Lady Trojans head coach B.J. Mayer would be the first to say the feeling was not a good one, but something the 2009-10 West High squad can build off of.
“In sports, it’s really difficult to get to the next level until you’ve been there,” Mayer said. “Nobody in the West High girls basketball program has ever been to the state basketball tournament. So to get to the [Sub-State Final] last year was a huge confidence builder.”
The biggest issue facing the Women of Troy, however, will be how they replace their two leading scorers – Emma Krieger-Kittle and Madison Sedecky – from a year ago.
Krieger-Kittle led the team with an average of 15.3 points-per-game last year and also led the way in rebounds with 152.
Sedecky was a close second with 150 boards and 10.4 points-per-game.

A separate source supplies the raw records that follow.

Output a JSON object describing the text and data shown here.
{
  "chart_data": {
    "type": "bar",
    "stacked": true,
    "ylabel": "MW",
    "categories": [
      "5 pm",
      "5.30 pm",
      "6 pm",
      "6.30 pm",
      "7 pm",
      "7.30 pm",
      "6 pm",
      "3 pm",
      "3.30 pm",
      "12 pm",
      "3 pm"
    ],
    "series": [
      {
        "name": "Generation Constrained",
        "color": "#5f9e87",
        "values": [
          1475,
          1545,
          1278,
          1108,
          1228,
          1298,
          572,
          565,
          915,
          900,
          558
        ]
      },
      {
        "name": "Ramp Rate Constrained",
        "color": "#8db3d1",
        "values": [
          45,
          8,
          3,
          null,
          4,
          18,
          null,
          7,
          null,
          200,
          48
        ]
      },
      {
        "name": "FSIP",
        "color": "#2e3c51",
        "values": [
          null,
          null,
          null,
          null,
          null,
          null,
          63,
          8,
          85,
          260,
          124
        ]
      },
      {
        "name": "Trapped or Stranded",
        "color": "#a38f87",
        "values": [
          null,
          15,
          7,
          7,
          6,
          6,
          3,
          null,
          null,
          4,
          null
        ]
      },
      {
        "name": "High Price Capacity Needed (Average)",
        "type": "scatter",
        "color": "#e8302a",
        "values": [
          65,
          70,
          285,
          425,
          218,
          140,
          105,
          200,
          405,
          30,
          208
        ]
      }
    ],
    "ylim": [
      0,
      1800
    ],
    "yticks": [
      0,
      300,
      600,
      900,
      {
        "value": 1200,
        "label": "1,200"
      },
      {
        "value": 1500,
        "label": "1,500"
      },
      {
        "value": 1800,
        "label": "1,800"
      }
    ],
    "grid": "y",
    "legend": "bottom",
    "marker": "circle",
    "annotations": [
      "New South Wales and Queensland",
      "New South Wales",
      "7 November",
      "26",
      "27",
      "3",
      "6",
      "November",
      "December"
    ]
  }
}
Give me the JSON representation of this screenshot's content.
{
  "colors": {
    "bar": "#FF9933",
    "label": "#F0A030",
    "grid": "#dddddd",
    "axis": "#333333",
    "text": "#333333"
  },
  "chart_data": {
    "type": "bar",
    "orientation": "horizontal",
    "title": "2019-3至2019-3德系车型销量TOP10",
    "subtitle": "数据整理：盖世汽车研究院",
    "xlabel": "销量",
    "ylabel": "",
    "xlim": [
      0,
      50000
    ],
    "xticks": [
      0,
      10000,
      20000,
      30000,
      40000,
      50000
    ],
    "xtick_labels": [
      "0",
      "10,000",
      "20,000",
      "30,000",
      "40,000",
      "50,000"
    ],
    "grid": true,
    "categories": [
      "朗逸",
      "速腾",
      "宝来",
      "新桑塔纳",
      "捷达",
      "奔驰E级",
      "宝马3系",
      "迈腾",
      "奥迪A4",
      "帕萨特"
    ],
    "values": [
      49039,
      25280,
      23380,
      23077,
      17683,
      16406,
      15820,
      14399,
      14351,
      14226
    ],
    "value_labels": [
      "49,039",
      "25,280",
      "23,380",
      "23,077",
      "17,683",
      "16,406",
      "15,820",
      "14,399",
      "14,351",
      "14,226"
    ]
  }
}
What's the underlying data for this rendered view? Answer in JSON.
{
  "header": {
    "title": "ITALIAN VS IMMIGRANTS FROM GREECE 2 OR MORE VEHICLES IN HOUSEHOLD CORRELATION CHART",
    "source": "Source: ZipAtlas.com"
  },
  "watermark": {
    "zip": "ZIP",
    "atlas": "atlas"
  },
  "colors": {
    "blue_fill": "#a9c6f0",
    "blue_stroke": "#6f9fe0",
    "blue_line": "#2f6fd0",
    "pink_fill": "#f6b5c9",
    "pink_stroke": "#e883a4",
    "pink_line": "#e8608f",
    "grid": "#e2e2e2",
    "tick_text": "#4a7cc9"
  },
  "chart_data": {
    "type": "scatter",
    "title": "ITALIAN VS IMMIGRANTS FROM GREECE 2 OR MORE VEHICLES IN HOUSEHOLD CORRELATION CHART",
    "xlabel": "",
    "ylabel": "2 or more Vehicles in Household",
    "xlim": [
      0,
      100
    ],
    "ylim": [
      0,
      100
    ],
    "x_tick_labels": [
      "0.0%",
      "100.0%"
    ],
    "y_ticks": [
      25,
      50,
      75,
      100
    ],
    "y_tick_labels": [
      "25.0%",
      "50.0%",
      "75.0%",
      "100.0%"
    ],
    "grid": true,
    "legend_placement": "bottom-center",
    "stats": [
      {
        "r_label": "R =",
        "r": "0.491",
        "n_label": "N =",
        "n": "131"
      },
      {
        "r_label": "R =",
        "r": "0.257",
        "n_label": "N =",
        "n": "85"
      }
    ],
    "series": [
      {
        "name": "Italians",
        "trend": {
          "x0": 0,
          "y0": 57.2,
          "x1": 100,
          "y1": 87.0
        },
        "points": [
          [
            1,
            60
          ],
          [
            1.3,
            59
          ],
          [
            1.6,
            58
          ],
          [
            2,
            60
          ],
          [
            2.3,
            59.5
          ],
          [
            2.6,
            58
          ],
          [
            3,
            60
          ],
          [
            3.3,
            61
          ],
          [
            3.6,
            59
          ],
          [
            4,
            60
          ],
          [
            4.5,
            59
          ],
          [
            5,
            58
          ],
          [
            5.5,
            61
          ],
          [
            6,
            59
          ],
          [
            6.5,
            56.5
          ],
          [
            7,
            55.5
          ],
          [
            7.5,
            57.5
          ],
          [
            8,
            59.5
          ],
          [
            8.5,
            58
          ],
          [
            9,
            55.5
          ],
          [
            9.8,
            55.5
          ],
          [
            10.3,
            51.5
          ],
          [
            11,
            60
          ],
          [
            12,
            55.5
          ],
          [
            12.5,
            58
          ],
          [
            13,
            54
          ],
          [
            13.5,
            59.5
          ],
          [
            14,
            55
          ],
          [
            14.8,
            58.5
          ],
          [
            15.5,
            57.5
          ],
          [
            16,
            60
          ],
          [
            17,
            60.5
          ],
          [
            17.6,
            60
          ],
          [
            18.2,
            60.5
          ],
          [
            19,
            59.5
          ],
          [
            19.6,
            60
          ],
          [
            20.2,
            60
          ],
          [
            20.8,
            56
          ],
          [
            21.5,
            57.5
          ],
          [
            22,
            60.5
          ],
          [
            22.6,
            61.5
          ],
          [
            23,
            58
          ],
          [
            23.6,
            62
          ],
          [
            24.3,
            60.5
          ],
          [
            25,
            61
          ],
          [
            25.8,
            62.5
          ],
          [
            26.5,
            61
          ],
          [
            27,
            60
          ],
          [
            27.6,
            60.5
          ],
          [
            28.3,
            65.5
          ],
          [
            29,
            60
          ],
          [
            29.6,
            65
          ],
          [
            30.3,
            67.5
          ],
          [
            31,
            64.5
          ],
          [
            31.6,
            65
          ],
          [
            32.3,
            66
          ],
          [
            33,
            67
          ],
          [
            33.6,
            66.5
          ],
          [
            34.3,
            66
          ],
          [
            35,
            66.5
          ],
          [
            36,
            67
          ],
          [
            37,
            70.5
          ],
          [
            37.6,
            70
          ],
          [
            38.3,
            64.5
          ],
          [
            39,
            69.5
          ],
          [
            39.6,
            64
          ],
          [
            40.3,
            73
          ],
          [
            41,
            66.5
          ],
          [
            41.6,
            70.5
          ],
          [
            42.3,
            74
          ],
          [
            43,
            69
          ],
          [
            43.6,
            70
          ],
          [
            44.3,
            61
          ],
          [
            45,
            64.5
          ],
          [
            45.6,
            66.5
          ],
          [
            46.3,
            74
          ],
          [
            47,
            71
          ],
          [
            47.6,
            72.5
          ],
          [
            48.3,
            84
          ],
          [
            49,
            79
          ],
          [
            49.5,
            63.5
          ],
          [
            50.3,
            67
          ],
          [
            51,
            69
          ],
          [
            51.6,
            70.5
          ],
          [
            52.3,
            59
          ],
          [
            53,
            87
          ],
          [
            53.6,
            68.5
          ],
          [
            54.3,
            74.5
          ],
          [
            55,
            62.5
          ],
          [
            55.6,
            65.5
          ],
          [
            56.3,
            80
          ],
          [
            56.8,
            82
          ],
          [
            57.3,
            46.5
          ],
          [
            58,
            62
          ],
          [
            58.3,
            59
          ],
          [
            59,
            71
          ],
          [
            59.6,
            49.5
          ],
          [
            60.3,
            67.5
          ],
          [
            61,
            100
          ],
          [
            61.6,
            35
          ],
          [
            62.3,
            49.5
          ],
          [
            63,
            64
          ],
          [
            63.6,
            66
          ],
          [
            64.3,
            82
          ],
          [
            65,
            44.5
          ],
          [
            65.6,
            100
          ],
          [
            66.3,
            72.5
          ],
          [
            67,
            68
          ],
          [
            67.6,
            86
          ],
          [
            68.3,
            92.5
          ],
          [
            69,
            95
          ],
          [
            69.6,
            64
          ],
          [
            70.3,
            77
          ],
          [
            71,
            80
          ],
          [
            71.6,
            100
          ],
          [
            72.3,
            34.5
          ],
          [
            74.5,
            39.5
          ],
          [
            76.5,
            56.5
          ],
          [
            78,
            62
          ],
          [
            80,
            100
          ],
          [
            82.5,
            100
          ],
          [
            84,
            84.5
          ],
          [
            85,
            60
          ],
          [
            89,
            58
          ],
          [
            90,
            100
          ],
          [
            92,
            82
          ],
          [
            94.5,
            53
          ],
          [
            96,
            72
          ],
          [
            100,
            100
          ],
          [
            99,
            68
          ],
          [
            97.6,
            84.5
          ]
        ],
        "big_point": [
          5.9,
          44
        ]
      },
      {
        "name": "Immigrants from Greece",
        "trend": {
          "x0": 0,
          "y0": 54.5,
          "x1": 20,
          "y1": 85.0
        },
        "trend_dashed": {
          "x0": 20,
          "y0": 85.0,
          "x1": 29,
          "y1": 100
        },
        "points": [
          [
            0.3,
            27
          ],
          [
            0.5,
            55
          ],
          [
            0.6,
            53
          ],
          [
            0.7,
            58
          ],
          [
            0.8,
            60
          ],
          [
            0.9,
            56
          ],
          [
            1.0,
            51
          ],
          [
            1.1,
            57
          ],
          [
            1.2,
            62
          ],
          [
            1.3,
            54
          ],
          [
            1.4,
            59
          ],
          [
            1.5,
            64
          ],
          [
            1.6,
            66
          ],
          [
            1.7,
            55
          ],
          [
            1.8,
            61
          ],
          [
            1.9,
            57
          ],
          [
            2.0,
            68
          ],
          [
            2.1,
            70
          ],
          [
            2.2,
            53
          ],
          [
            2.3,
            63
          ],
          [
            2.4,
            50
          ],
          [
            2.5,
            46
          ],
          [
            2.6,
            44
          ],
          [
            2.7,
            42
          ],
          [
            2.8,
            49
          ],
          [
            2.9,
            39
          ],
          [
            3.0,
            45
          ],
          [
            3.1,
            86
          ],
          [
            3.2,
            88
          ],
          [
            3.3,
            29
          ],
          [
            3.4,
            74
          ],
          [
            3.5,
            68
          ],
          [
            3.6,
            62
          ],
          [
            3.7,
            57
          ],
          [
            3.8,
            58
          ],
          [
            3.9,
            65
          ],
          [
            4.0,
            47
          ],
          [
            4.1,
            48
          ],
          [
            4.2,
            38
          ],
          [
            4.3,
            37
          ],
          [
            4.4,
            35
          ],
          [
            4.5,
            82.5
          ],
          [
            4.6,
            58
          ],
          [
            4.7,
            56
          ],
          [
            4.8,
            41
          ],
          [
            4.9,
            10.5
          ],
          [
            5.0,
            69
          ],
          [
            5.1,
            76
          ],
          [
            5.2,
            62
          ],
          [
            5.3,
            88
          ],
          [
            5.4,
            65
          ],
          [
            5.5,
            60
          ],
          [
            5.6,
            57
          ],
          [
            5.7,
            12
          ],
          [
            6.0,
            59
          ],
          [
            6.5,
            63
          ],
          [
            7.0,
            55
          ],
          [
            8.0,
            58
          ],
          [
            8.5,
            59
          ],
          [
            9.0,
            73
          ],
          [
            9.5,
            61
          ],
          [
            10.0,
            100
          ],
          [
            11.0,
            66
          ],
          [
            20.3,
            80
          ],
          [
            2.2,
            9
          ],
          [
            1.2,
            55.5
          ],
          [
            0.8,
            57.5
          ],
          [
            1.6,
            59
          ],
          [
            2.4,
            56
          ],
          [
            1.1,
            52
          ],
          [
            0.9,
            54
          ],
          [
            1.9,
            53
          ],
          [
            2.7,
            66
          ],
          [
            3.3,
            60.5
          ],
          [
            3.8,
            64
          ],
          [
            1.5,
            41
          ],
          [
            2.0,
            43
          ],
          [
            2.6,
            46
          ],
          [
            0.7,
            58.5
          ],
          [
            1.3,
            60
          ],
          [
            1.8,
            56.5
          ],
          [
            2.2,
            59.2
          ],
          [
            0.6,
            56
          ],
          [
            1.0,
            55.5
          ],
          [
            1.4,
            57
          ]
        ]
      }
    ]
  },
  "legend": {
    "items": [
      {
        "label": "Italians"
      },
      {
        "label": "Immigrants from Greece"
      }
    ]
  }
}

She also led the team with 45 three-pointers and shot 36.6 percent from beyond the arc.
With that in mind, Mayer said his players are going to have to grow up quick, particularly with as many as three new faces in the starting line-up to start the season. However, the coach has confidence in his athletes’ ability to handle the pressure in stride.
“Just getting the kids to play together because we have such a new background of kids,” Mayer said. “Getting our sophomores and our seniors on the same page has been the thing we’ve been working on in open-gym right now.”
The team will rely on a trio of seniors to carry the load.
Mackenzie Reed, Kristin Fomon, and Courtney Fritz all made significant contributions for West in 2008-09 and will be looked upon by Mayer to get the Women of Troy rolling early.
“We’re really looking for them to be our leaders,” Mayer said.
As far as a game plan, Mayer said the Lady Trojans will be shorter than most teams in the Mississippi Valley Conference. Thus the Women of Troy will be relying on an aggressive press defense and their ability to shot the ball from three-point-land.
“I think we’re going to be a lot deeper. Our goal is to play 10 kids,” Mayer said. “We’re not very tall. Our tallest kid is probably 5-10 and that’s going to be one of our weaknesses – defending people inside. So that’s one of the things we’re going to have to do is to try to create that tempo to almost be a little chaotic and crazy.”